On Mon, May 23, 2022 at 03:11:46PM -0400, Lloyd Zusman wrote:
I'm running dovecot 2.2.13 under Debian 8.
I'd like to force an immediate TCP socket disconnect after any imap login attempt that fails.
Right now, if invalid credentials are supplied during an imap login, the client can keep retrying logins with different credentials. However, I want to prevent that from occurring by causing the socket connection to be closed as soon as there is any failed login attempt.
I haven't been able to find any dovecot configuration setting which could control this behavior, but I'm hoping that I just missed something.
Thank you very much for any suggestions.
hippoman@gmail.com Take a hippopotamus to lunch today.
I read the whole thread and other's suggestion.
On Linux using ipsets with iptables; sets/maps with nftables is more efficient.
Paul Kudla's response is pretty much on the mark and his solution is quiet thorough.

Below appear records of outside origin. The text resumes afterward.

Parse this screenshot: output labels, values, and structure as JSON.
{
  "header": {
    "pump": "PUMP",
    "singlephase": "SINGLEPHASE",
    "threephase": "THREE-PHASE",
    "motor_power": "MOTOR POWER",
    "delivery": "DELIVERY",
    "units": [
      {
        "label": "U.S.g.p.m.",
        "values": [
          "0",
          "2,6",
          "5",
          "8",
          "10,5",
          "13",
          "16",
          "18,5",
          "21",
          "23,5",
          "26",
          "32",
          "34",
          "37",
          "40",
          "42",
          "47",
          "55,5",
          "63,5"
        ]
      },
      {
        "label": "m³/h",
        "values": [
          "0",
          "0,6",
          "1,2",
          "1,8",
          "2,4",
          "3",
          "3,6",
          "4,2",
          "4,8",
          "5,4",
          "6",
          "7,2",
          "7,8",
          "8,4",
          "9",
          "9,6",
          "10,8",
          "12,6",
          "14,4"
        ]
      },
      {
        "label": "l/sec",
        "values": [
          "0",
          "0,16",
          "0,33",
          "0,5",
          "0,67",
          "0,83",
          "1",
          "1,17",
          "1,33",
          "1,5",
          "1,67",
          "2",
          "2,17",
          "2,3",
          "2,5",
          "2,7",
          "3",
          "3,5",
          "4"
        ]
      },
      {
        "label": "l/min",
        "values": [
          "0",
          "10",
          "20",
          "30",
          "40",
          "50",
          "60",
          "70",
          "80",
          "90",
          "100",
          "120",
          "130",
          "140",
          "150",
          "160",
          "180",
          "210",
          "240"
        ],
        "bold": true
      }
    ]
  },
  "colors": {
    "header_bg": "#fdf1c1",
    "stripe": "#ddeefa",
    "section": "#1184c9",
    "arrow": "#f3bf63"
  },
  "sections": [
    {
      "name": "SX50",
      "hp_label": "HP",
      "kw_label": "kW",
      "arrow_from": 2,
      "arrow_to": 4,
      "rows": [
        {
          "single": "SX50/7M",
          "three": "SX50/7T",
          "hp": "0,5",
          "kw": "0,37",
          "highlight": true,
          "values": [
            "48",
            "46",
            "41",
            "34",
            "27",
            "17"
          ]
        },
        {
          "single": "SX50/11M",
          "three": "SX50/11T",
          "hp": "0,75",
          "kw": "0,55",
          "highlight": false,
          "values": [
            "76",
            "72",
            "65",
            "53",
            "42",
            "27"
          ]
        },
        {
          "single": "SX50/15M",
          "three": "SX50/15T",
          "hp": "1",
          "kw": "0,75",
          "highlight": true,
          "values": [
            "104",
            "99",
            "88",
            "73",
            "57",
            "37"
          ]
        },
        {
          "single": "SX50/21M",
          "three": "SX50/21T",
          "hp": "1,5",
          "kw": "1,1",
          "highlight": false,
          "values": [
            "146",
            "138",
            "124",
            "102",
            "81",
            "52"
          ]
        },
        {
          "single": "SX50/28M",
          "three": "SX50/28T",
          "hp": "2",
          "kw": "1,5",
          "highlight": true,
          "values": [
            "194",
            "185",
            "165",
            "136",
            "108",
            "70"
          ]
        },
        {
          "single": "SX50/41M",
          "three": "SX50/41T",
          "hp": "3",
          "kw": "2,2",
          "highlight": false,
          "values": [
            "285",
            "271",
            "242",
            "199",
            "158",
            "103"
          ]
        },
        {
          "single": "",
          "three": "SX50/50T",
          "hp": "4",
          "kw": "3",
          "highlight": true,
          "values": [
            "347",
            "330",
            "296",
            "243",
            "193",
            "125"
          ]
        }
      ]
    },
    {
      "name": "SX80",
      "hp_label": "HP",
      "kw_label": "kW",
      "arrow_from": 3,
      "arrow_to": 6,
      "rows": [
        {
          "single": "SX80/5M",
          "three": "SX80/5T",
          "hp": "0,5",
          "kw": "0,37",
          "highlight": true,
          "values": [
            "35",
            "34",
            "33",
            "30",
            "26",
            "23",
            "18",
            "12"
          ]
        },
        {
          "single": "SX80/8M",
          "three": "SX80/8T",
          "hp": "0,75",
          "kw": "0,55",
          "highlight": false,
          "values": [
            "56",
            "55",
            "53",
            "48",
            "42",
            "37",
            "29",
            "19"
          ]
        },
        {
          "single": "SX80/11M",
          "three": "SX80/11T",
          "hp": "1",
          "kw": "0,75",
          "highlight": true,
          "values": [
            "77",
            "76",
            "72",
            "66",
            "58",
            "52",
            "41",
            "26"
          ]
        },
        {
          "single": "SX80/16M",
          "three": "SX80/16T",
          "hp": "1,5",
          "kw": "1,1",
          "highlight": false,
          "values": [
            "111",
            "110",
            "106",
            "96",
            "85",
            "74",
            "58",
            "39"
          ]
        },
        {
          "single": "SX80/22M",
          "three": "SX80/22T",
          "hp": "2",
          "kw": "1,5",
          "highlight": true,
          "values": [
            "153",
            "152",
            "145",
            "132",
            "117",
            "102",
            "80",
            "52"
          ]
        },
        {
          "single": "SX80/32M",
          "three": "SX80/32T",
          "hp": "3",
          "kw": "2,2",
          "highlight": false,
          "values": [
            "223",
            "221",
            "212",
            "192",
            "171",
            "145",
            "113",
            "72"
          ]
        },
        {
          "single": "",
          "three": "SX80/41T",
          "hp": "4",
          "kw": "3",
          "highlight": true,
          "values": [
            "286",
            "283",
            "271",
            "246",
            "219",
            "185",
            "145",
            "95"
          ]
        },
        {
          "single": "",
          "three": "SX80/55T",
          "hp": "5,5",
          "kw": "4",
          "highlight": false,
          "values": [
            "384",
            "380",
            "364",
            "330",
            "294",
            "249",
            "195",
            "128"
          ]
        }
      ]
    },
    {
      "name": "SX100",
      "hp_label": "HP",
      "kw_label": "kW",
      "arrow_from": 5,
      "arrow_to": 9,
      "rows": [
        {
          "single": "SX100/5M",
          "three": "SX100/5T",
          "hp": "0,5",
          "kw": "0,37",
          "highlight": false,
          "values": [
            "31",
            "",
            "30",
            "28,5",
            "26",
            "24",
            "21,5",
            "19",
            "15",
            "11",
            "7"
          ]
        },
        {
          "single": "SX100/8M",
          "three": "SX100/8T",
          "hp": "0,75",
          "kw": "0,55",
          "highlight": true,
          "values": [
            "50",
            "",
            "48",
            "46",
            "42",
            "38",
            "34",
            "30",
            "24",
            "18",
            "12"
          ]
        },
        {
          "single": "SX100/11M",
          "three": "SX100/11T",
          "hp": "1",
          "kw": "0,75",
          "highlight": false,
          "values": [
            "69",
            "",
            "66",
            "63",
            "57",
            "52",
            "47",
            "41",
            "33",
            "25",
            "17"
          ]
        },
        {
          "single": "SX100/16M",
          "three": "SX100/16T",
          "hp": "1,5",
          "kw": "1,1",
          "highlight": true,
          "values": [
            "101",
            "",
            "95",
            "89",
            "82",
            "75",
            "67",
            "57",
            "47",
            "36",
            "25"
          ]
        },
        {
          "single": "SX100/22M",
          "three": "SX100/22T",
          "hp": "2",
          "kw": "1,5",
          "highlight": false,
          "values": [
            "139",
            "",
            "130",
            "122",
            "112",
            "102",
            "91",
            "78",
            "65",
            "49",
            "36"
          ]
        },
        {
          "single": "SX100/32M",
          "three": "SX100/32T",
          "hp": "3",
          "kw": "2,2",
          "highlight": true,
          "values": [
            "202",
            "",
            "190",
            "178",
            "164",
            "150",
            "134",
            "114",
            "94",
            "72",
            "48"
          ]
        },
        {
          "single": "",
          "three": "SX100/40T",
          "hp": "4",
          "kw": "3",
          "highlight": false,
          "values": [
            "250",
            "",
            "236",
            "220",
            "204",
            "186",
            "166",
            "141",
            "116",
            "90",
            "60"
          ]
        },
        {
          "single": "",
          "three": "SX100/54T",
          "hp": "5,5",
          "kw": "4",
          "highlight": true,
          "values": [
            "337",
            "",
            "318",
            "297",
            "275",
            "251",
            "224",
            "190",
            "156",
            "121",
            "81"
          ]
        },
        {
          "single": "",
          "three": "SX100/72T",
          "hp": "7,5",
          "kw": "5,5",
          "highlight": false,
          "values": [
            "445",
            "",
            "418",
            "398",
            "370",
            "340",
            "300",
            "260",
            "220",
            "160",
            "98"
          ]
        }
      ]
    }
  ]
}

Your requirement of closing the socket on bad auth attempt is always best done from the application in question rather than using other tools like - it works, but it is a workaround. Your suggestion of making changes to dovecot itself will only create extra work for you, you will have to patch upstream every time there is a new release. Out of tree customizations should really be maintained only under extreme situations.
Instead you can look at nginx imap proxy which will allow you to close the connection on bad auth before it even reaches over to dovecot. However, you will have to write some code to make it work. I have not tried doing it myself, but, I can think of using perl mojolicious + redis which re-uses Paul's ideas to do the job.
And finally my personal opinion about blocking, I do not believe in them anymore. A decade ago I used to use iptables "recent" module to restrict SSH access. Now, brute force login attempts are so ubiquitous and distributed against all availables services that it just isn't worth indulging in the cat-and-mouse game. Instead I go with the belief that users will get cracked/hacked eventually, so what can I do to minimize the pain when that happens? How fast can I recover their emails from backup? How can I segregate the compromised account from affecting other systems? These are the questions that I ponder upon, but that's just me.
I hope this helps some how.
Take care, Didar
-- Demand the establishment of the government in its rightful home at Disneyland.